Seringkali, anak yang baru sunat juga tidak boleh makan ini dan itu. Padahal, sebenarnya itu hanya ketakutan orangtua saja. Meski baru selesai sunat, setiap anak tetap boleh makan makanan kesukaannya, kecuali yang membuatnya alergi.
ADVERTISEMENT
Selain itu, kebiasaan orang-orang dewasa menakut-nakuti anak yang mau sunat juga mesti dihilangkan. Sebab, meskipun tujuannya bercanda tapi itu akan membangun alam bawah sadar pada anak bahwa sunat itu sangat sakit, seperti digigit singa. Dan sugesti itu akan menjadi rasa sakit yang nyata.
“Bilang aja, sama dicubit masih sakit dicubit,” ujarnya.
Sunat Bukan Soal Agama
Foto: Pexels
Selama ini, sunat atau khitan identik dengan laki-laki muslim. Tapi, saat ini sunat sudah tidak memandang agama.

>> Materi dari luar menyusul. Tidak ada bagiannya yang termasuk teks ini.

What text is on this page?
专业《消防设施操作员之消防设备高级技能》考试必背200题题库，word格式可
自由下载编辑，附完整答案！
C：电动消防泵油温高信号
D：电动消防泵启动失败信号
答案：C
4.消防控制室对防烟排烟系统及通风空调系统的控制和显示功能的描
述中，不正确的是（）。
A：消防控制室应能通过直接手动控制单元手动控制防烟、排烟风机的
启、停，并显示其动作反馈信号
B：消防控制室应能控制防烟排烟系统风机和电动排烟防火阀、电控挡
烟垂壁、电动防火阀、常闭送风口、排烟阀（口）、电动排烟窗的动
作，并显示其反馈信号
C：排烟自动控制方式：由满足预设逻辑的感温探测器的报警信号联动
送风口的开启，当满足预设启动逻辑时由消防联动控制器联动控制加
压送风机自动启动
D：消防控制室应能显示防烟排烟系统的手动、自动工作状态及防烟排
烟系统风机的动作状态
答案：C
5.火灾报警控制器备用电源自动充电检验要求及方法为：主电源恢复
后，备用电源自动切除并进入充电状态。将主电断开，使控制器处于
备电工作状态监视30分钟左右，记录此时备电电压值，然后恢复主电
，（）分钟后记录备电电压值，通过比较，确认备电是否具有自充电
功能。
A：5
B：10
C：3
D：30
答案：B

Di Bong Supit Bogem, kata Budi juga banyak anak-anak non Islam seperti Kristen atau Katolik yang sunat di sana.
“Karena sekarang kesadarannya sudah berbeda, sunat itu untuk kesehatan,” ujarnya.

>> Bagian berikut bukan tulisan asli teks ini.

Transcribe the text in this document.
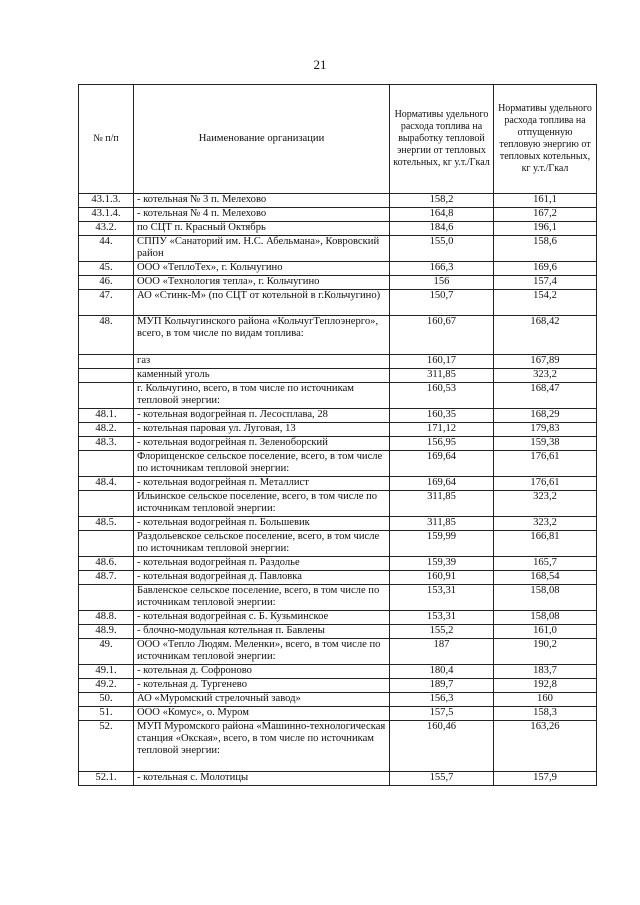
21
№ п/п	Наименование организации	Нормативы удельного расхода топлива на выработку тепловой энергии от тепловых котельных, кг у.т./Гкал	Нормативы удельного расхода топлива на отпущенную тепловую энергию от тепловых котельных, кг у.т./Гкал
43.1.3.	- котельная № 3 п. Мелехово	158,2	161,1
43.1.4.	- котельная № 4 п. Мелехово	164,8	167,2
43.2.	по СЦТ п. Красный Октябрь	184,6	196,1
44.	СППУ «Санаторий им. Н.С. Абельмана», Ковровский район	155,0	158,6
45.	ООО «ТеплоТех», г. Кольчугино	166,3	169,6
46.	ООО «Технология тепла», г. Кольчугино	156	157,4
47.	АО «Стинк-М» (по СЦТ от котельной в г.Кольчугино)	150,7	154,2
48.	МУП Кольчугинского района «КольчугТеплоэнерго», всего, в том числе по видам топлива:	160,67	168,42
	газ	160,17	167,89
	каменный уголь	311,85	323,2
	г. Кольчугино, всего, в том числе по источникам тепловой энергии:	160,53	168,47
48.1.	- котельная водогрейная п. Лесосплава, 28	160,35	168,29
48.2.	- котельная паровая ул. Луговая, 13	171,12	179,83
48.3.	- котельная водогрейная п. Зеленоборский	156,95	159,38
	Флорищенское сельское поселение, всего, в том числе по источникам тепловой энергии:	169,64	176,61
48.4.	- котельная водогрейная п. Металлист	169,64	176,61
	Ильинское сельское поселение, всего, в том числе по источникам тепловой энергии:	311,85	323,2
48.5.	- котельная водогрейная п. Большевик	311,85	323,2
	Раздольевское сельское поселение, всего, в том числе по источникам тепловой энергии:	159,99	166,81
48.6.	- котельная водогрейная п. Раздолье	159,39	165,7
48.7.	- котельная водогрейная д. Павловка	160,91	168,54
	Бавленское сельское поселение, всего, в том числе по источникам тепловой энергии:	153,31	158,08
48.8.	- котельная водогрейная с. Б. Кузьминское	153,31	158,08
48.9.	- блочно-модульная котельная п. Бавлены	155,2	161,0
49.	ООО «Тепло Людям. Меленки», всего, в том числе по источникам тепловой энергии:	187	190,2
49.1.	- котельная д. Софроново	180,4	183,7
49.2.	- котельная д. Тургенево	189,7	192,8
50.	АО «Муромский стрелочный завод»	156,3	160
51.	ООО «Комус», о. Муром	157,5	158,3
52.	МУП Муромского района «Машинно-технологическая станция «Окская», всего, в том числе по источникам тепловой энергии:	160,46	163,26
52.1.	- котельная с. Молотицы	155,7	157,9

Sebelum pandemi, Juru Supit Bogem nyaris tak pernah sepi. Anak-anak dari berbagai daerah, bahkan dari luar negeri, datang ke sana untuk menjadi seorang lelaki sejati. Bahkan pada musim liburan sekolah, dalam sehari Juru Supit Bogem bisa melayani 150 sampai 200 anak.
ADVERTISEMENT
Namun siang itu Juru Supit Bogem lengang. Bangku-bangku yang biasanya dipenuhi keluarga dan kerabat pengantin sunat, kosong. Selama pandemi, mereka memang sengaja membatasi jumlah anak yang dilayani maksimal hanya 10 persen dari biasanya. Selain itu, karena berbagai pembatasan yang ada, orang-orang dari luar daerah menjadi sulit untuk datang.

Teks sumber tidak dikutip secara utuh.